To see why it matters whether she actually died or not, we must first examine why it is probable that she did. St. John Paul II took up this question in a Wednesday Audience on July 2, 1997. To understand his argument, it is first necessary to look at death itself. By returning to “the beginning” in the Book of Genesis, we can learn a number of things. First, in his natural state man is capable of death (i.e. separation of the body and soul). God warns Adam when He enters into covenant with him that he will die if he eats from the Tree of Good and Evil (Gn 2:17). This is not to be interpreted as a threat so much as it is one of the terms of the Covenant that God is making with Adam that God will preserve him from death. This of course means that Adam without this preternatural gift would have died naturally.
The other important point to take into account is the specific covenantal curses that are invoked. When God tells Adam that “you are dust, and to dust you shall return” (Gn 3:19), He is not only telling Adam that he will die, but also that his body will suffer corruption. One can infer then that one of the punishments for sin is bodily corruption.
Returning now to the Holy Father’s 1997 Audience, we can understand why he says Mary suffered death. By the “singular privilege” of the Immaculate Conception, Our Lady was preserved from the stain of Original Sin. This however does not “lead to the conclusion that she also received physical immortality.” She suffered death as a result of having a human nature and not as a punishment for sin. Being exempt from all sin, her body would not have seen corruption.
Could she not have remained in the grave, incorrupt? Certainly this could have been a possibility, but there are other saints who have done so. If she really is “full of grace” then her privileges as the Mother of God would have to be completely unique. Add to this a recent finding of science that shows how a child’s DNA remains within the mother’s body for many decades after its birth and it is only fitting that the body that not only carried Christ for 9 months, but continued to carry parts of Him in her body, should be reunited to Him in heaven. It is almost as if His own Ascension was not complete until all the parts of His body inside her returned to Heaven as well.

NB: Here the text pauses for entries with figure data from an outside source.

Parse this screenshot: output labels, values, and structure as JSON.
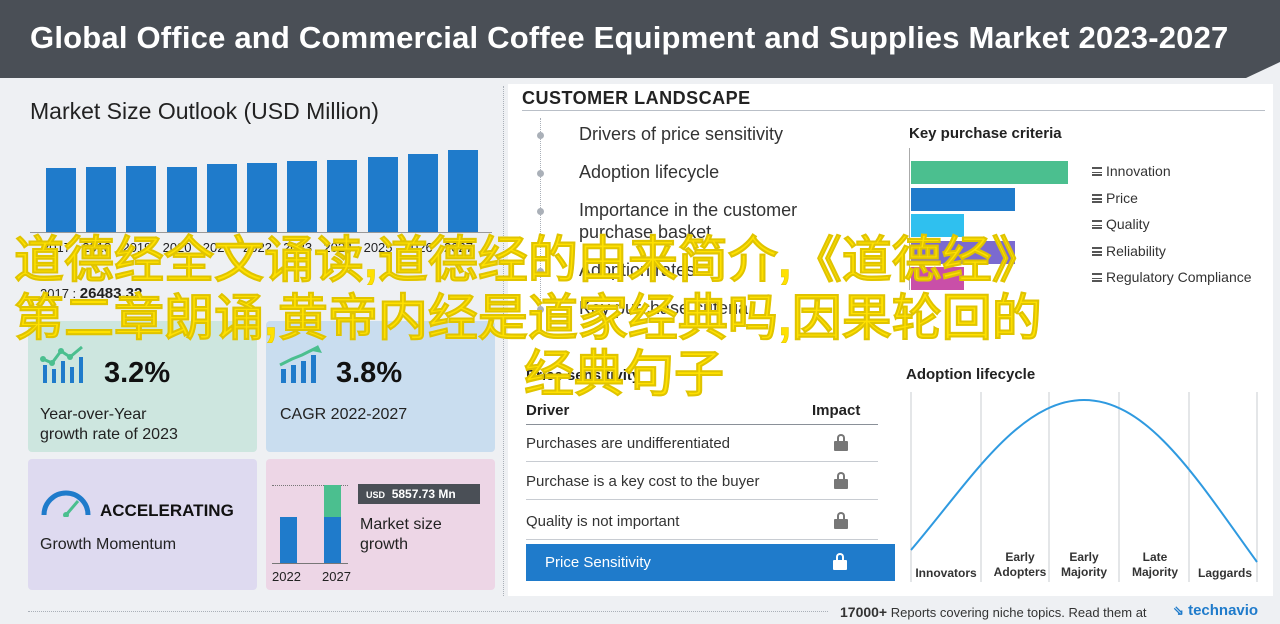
{
  "header": {
    "title": "Global Office and Commercial Coffee Equipment and Supplies Market 2023-2027"
  },
  "market_outlook": {
    "title": "Market Size Outlook (USD Million)",
    "bar_values_relative": [
      0.78,
      0.79,
      0.8,
      0.79,
      0.83,
      0.84,
      0.86,
      0.88,
      0.91,
      0.95,
      1.0
    ],
    "year_labels": [
      "2017",
      "2018",
      "2019",
      "2020",
      "2021",
      "2022",
      "2023",
      "2024",
      "2025",
      "2026",
      "2027"
    ],
    "base_year_label": "2017 :",
    "base_year_value": "26483.32"
  },
  "cards": {
    "yoy": {
      "value": "3.2%",
      "label_line1": "Year-over-Year",
      "label_line2": "growth rate of 2023"
    },
    "cagr": {
      "value": "3.8%",
      "label": "CAGR  2022-2027"
    },
    "momentum": {
      "title": "ACCELERATING",
      "label": "Growth Momentum"
    },
    "growth": {
      "currency": "USD",
      "value": "5857.73 Mn",
      "label_line1": "Market size",
      "label_line2": "growth",
      "year_start": "2022",
      "year_end": "2027"
    }
  },
  "customer_landscape": {
    "title": "CUSTOMER  LANDSCAPE",
    "drivers": [
      "Drivers of price sensitivity",
      "Adoption lifecycle",
      "Importance in the customer",
      "purchase basket",
      "Adoption rates",
      "Key purchase criteria"
    ]
  },
  "key_purchase_criteria": {
    "title": "Key purchase criteria",
    "items": [
      {
        "label": "Innovation",
        "color": "#4bbf8f",
        "value": 1.0
      },
      {
        "label": "Price",
        "color": "#1f7bcb",
        "value": 0.66
      },
      {
        "label": "Quality",
        "color": "#2fc0ef",
        "value": 0.34
      },
      {
        "label": "Reliability",
        "color": "#7b6ad0",
        "value": 0.66
      },
      {
        "label": "Regulatory Compliance",
        "color": "#c94fa8",
        "value": 0.34
      }
    ]
  },
  "price_sensitivity": {
    "title": "Price sensitivity",
    "col_driver": "Driver",
    "col_impact": "Impact",
    "rows": [
      "Purchases are undifferentiated",
      "Purchase is a key cost to the buyer",
      "Quality is not important",
      "Price Sensitivity"
    ]
  },
  "adoption_lifecycle": {
    "title": "Adoption lifecycle",
    "stages": [
      {
        "line1": "Innovators",
        "line2": ""
      },
      {
        "line1": "Early",
        "line2": "Adopters"
      },
      {
        "line1": "Early",
        "line2": "Majority"
      },
      {
        "line1": "Late",
        "line2": "Majority"
      },
      {
        "line1": "Laggards",
        "line2": ""
      }
    ]
  },
  "footer": {
    "count": "17000+",
    "text": "Reports covering niche topics. Read them at",
    "brand": "technavio"
  },
  "overlay": {
    "line1": "道德经全文诵读,道德经的由来简介,《道德经》",
    "line2": "第二章朗诵,黄帝内经是道家经典吗,因果轮回的",
    "line3": "经典句子"
  }
}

So far, it has been shown that she was capable of death, but why was her death probable? Obviously, only someone who has died can share in Christ’s Resurrection. Of all Christians, Mary most closely made Christ’s life her own. It is only fitting then that she share in His physical death too, especially since Christ underwent death to give it a “new meaning and changing it into a means of salvation.”
While we do not know the biological cause of her death, we can say that her death was unlike any other in its sweetness. The peaceful manner in which she passed has earned a special term—the Dormition (or falling asleep). St. John of the Cross says that once one has achieved the highest level of prayer (spiritual marriage) death comes about through an act of love so full that it stops the lover’s heart. This is why St. Francis de Sales says her death was a “transport of love” (Treatise on the Love of God, bk. 7, ch. 13-14). In short, she died of love.
To answer why her death matters to us, we turn one last time to the Marian Pope—“The experience of death personally enriched the Blessed Virgin: by undergoing mankind’s common destiny, she can more effectively exercise her spiritual motherhood towards those approaching the last moment of their life.”
O Mary, conceived without sin, pray for us who have recourse to thee. O Refuge of sinners, Mother of the dying, do not forsake us at the hour of our death.